2000’li yıllarda köyün varlıklı ailelerinden üç dört tanesi bir araya gelerek köye yaklaşık 2 km uzaklıktan kaynak suyu getirmişler ve köyün yarısından fazlası içme suyuna kavuşmuş. Köyün diğer kalan yarısı da kaynak suyu aramaya başlamış ama yeterli su bulunamamış. 2005 yılında Çaldıran genelinde yapılan şebeke ihaleleri sırasında Kilimli köyü de ‘aşağı’ ve ‘yukarı’ mahalle olmak üzere iki adet içme suyu şebekesi yapılmış. Eski köy çeşmesinin suyu da şebekeye dâhil edilmiş. Ama bu sistem işletilememiş. Su sıkıntısı çekmeyen aileler, yapılan su deposuna sularını vermeyi kabul etmemişler ve atıl kalan su depoları da zamanla tahrip olmuş. Şu anda köyün ancak yarısı içme suyunu çeşmelerden karşılayabiliyor. Diğer yarısı ise, ne kadar sağlıklı olduğu bilinmeyen sondaj suyundan içme suyu ihtiyacını karşılamakta.

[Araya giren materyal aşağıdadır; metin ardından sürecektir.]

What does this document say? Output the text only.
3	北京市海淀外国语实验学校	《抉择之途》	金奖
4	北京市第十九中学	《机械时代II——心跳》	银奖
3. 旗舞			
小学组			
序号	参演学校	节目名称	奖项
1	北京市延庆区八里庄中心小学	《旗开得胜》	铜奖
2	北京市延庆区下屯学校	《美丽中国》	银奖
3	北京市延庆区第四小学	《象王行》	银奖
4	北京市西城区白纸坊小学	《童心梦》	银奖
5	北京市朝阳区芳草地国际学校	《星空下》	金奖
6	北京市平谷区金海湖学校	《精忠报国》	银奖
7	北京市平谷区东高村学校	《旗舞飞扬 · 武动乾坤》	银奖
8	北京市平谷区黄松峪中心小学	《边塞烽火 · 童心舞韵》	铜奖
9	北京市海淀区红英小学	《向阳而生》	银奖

Kilimli köyünden Hikmet Yüce köyün içme suyu sorunu ile uzun yıllardan beri ilgilendiğini söylüyor. Son olarak geçtiğimiz kış BİMER ( Başbakanlık İletişim Servisi) ve AKİM’e (Ak Parti İletişim Merkezi) dilekçe ile başvuruda bulunmuş. Yolladığı dilekçeye İl Özel İdaresi tarafından verilen cevapta “Kilimli köyünün su ihalesi yapıldı. İnşaat sezonunun başlamasıyla, şebeke yapım çalışmalarına başlanacaktır” denilmiş. Oysa Yüce’nin de söylediği gibi “inşaat sezonu başlamış, bitmiş ama henüz bir kazma bile vurulmamış”.

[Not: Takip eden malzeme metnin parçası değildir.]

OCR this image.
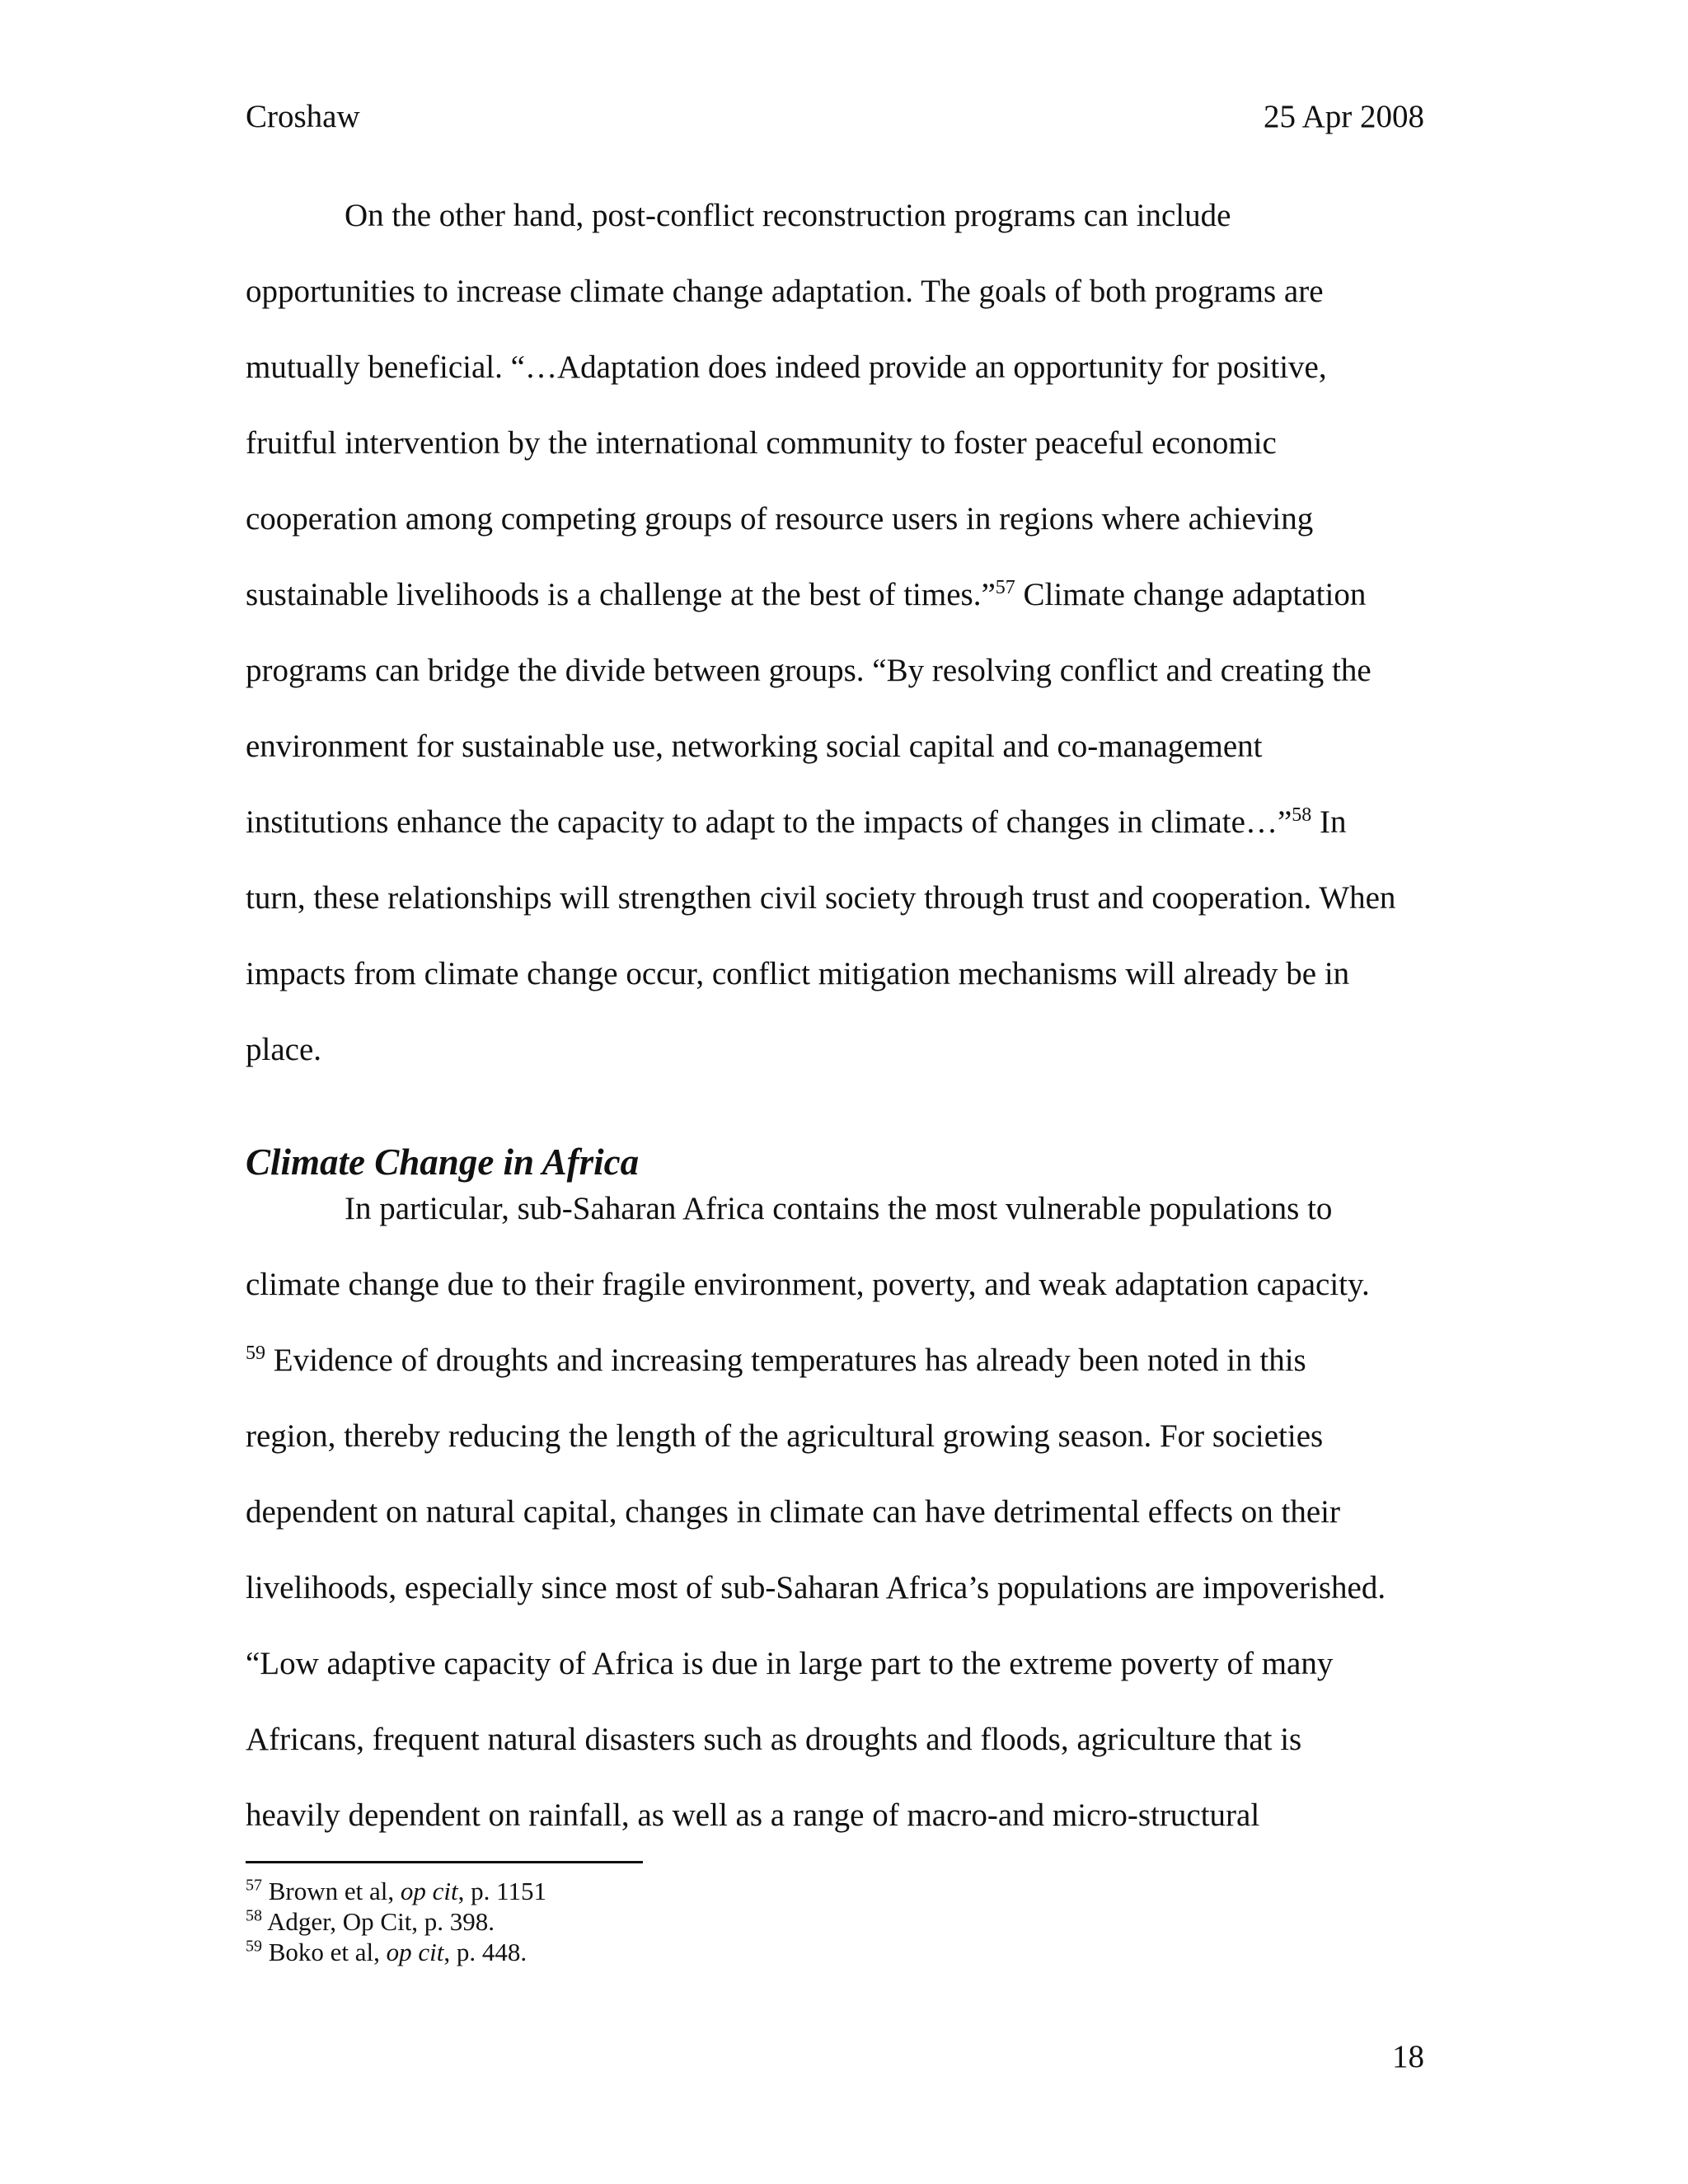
Croshaw	25 Apr 2008
On the other hand, post-conflict reconstruction programs can include
opportunities to increase climate change adaptation. The goals of both programs are
mutually beneficial. “…Adaptation does indeed provide an opportunity for positive,
fruitful intervention by the international community to foster peaceful economic
cooperation among competing groups of resource users in regions where achieving
sustainable livelihoods is a challenge at the best of times.”$^{57}$ Climate change adaptation
programs can bridge the divide between groups. “By resolving conflict and creating the
environment for sustainable use, networking social capital and co-management
institutions enhance the capacity to adapt to the impacts of changes in climate…”$^{58}$ In
turn, these relationships will strengthen civil society through trust and cooperation. When
impacts from climate change occur, conflict mitigation mechanisms will already be in
place.
Climate Change in Africa
In particular, sub-Saharan Africa contains the most vulnerable populations to
climate change due to their fragile environment, poverty, and weak adaptation capacity.
$^{59}$ Evidence of droughts and increasing temperatures has already been noted in this
region, thereby reducing the length of the agricultural growing season. For societies
dependent on natural capital, changes in climate can have detrimental effects on their
livelihoods, especially since most of sub-Saharan Africa’s populations are impoverished.
“Low adaptive capacity of Africa is due in large part to the extreme poverty of many
Africans, frequent natural disasters such as droughts and floods, agriculture that is
heavily dependent on rainfall, as well as a range of macro-and micro-structural
$^{57}$ Brown et al, op cit, p. 1151
$^{58}$ Adger, Op Cit, p. 398.
$^{59}$ Boko et al, op cit, p. 448.
18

Hikmet Yüce, su sorunu ile ilgili görüştüğü makamlarla ilgili şöyle diyor: “Çaldıran savcısıyla görüştüm. Savcı, bu konuda yetkisi olmadığını ifade etti ve beni kaymakama yönlendirdi. Kaymakamla görüştüm, o da beni Köylere Hizmet Götürme Birliği’ne yönlendirdi. Köylere Hizmet Götürme Birliği’nden cevaben, ‘ha yarın, ha bu gün ihalesi olacak, suyunuz gelecek’ dendi ama sonbahar ayına gelmemize rağmen hala suyumuz gelmedi”.

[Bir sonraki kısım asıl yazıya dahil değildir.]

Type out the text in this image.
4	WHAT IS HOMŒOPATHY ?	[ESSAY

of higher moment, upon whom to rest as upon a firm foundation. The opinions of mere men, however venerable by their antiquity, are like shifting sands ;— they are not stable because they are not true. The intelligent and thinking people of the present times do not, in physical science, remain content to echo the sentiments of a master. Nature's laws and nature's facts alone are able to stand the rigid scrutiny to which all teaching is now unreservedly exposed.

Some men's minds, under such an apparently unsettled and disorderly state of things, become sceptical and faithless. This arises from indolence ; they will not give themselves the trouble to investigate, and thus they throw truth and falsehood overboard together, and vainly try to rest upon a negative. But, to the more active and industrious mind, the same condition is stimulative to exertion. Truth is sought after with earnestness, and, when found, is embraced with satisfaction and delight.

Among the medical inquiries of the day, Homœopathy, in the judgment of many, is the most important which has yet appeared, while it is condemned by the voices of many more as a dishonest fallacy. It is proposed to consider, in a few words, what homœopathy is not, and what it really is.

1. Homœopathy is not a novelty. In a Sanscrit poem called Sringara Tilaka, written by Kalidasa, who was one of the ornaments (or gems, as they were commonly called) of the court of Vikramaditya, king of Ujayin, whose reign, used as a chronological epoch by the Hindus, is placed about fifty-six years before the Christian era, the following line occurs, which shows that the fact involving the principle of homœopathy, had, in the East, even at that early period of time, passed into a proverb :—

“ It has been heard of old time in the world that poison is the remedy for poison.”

Köyde yaklaşık 50 ailenin ya sondaj suyuyla (kuyu suyu), ya da komşularından rica minnet temin ettikleri su ile ihtiyaçlarını karşıladıklarını belirten Yüce, “ ben ve ailem yaklaşık beş sene boyunca derenin sızıntı halinde akan suyunu kullandık. Ama sağlıksızdı elimizde başka çare de yoktu. Ta ki dere kuruyana kadar derenin suyunu kullandık. Artık dere de kurudu” diyerek su sorunlarının her geçen gün büyüdüğünü söylüyor. Kilimli köyünün Ziyaret Dağı’ndan başlayıp köyün içinden geçerek ilkokul önünde biten derenin suları kesildiği için herhangi bir tarımsal faaliyete bulunamadıklarını, köydeki yaklaşık 300 yetişmiş ağaçlarının da su olmadığı için kuruduğunu, yabani hayvanların, endemik bitki türlerinin de susuzluktan etkilendiğini belirten Yüce, “ köyün ilk ve ortaokulu binasında su bulunmuyor. Öğrenciler kirli tuvaletleri kullanmak zorundalar” diyerek durumun ne kadar vahim olduğunu belirtmiş oluyor. “Köydeki tüm kaynak suyun ortak kullanılmasını istiyoruz” diyen Yüce, hem kendi çeşmelerinden akan sularda azalmaya yol açacağını düşünerek paylaşmak istemeyen, hem de yıllardan beri köye içme suyu getirmeyen yetkililere karşı tepkisini dile getiriyor.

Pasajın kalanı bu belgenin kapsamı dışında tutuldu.